Zelfstandigen dienen ten minste 500 uren in het kalenderjaar te besteden aan S&O om in aanmerking te komen voor S&O aftrek. Starters komen voor een (extra) aftrek van € 6.245 in aanmerking.
Welke kosten?
Alle kosten die voorheen naar hun aard zowel onder de WBSO (loonkosten) als RDA vielen (overige kosten en uitgaven, zoals bedrijfsmiddelen) komen in principe in aanmerking voor de nieuwe regeling, tenzij ze beperkt zijn door een begripsverscherping. Voor bedrijfsmiddelen van meer dan € 1.000.000 moeten de kosten verspreid over vijf jaar worden opgevoerd.
Let op: bedragen die u vanwege deze maximering nog niet in aanmerking kon nemen kunt u onder de nieuwe regeling opvoeren. Dat moet dan in dezelfde periode als in de RDA-beschikking staat aangegeven.
Verscherping begrippen
Om te bereiken dat publieke instellingen niet toch in aanmerking komen voor de S&O-afdrachtvermindering is dit begrip verscherpt.
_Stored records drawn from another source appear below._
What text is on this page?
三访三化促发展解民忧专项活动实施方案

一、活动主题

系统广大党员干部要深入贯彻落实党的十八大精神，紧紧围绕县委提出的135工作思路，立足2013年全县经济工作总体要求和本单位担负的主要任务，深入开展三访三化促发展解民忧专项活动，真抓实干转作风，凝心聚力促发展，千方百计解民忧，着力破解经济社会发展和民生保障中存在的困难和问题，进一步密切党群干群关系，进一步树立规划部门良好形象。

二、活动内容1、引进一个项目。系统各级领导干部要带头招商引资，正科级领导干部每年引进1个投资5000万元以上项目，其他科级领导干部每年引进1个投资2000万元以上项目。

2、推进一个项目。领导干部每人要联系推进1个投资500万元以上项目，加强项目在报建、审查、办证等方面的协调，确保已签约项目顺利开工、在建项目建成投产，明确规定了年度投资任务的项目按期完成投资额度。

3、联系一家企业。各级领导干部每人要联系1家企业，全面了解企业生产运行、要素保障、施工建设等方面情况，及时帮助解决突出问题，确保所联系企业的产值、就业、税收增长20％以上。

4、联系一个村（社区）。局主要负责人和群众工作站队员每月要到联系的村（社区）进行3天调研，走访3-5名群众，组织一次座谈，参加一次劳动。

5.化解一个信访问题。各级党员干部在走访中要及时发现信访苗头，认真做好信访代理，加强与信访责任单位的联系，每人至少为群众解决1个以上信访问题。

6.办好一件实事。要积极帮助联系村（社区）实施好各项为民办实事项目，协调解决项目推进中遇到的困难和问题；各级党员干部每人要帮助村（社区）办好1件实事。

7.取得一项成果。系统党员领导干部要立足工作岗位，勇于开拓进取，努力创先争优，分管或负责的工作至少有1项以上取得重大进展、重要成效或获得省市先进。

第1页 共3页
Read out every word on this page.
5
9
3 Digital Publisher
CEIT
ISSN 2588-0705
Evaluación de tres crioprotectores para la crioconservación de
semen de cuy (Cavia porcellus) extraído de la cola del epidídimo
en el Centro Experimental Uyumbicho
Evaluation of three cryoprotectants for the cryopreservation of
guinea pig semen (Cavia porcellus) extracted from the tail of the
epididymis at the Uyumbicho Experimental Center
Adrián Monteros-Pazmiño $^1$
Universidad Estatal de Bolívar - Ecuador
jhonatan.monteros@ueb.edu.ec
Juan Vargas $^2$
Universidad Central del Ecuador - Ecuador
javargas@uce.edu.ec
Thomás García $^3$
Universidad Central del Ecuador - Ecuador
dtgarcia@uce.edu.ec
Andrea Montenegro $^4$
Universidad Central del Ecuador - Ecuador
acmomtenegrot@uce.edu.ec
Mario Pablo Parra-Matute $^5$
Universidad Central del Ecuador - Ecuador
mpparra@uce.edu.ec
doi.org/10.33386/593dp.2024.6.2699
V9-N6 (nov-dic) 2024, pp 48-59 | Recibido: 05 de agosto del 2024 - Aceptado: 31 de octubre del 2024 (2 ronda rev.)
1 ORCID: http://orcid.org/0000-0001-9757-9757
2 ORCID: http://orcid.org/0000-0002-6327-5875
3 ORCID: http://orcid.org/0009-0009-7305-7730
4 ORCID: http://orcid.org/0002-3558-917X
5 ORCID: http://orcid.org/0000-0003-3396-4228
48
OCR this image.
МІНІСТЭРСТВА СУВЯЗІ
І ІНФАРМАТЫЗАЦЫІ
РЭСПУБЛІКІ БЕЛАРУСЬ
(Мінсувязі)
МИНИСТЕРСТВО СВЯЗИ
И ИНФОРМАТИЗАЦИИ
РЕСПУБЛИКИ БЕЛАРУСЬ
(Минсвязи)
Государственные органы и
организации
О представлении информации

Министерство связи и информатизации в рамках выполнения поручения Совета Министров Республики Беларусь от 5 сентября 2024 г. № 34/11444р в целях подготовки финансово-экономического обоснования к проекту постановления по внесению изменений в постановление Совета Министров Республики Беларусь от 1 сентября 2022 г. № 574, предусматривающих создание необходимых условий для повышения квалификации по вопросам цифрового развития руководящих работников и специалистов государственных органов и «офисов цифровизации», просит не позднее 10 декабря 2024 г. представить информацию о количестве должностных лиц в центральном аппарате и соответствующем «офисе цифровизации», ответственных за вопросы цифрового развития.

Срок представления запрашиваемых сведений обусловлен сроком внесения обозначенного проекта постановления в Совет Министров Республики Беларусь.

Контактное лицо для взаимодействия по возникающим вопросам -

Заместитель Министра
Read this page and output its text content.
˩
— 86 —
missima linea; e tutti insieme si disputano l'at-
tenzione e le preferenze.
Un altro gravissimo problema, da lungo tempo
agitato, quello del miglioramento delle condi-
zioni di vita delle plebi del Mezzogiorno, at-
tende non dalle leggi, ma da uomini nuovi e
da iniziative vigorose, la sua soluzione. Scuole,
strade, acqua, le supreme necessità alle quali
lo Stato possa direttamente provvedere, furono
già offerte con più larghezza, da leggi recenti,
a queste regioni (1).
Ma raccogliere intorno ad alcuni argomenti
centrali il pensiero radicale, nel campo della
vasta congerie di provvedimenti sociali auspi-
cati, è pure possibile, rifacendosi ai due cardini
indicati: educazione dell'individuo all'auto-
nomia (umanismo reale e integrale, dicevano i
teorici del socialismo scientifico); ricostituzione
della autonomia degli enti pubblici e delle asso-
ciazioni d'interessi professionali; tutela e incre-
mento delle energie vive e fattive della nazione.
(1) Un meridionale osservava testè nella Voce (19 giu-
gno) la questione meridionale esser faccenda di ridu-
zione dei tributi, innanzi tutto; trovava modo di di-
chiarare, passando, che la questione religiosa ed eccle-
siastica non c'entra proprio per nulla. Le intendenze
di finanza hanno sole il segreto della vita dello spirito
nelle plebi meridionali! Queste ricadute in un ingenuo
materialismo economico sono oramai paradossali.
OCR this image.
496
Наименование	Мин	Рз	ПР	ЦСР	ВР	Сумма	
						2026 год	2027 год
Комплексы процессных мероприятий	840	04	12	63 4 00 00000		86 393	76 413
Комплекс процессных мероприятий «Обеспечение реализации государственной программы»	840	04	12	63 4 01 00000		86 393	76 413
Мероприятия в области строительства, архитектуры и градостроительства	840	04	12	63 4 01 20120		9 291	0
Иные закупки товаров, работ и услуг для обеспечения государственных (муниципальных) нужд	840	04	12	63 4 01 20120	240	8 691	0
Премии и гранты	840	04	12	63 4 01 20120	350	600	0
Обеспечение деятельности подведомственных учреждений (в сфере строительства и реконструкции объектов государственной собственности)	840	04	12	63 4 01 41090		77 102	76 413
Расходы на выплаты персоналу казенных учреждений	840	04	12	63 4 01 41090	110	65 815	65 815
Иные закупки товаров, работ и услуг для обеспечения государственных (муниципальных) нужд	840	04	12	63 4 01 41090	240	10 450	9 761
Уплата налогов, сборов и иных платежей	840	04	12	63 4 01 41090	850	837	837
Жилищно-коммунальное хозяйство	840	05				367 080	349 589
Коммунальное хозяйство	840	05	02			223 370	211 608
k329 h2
Verder valt, vanwege ineffectiviteit, een tweetal werkzaamheden buiten het begrip S&O-werkzaamheid. Dat zijn:
- Onderzoek naar de technische haalbaarheid van het zelf verrichten van S&O-werk;
- Uitvoeren van technisch onderzoek ten behoeve van het (substantieel) wijzigen van het productieproces.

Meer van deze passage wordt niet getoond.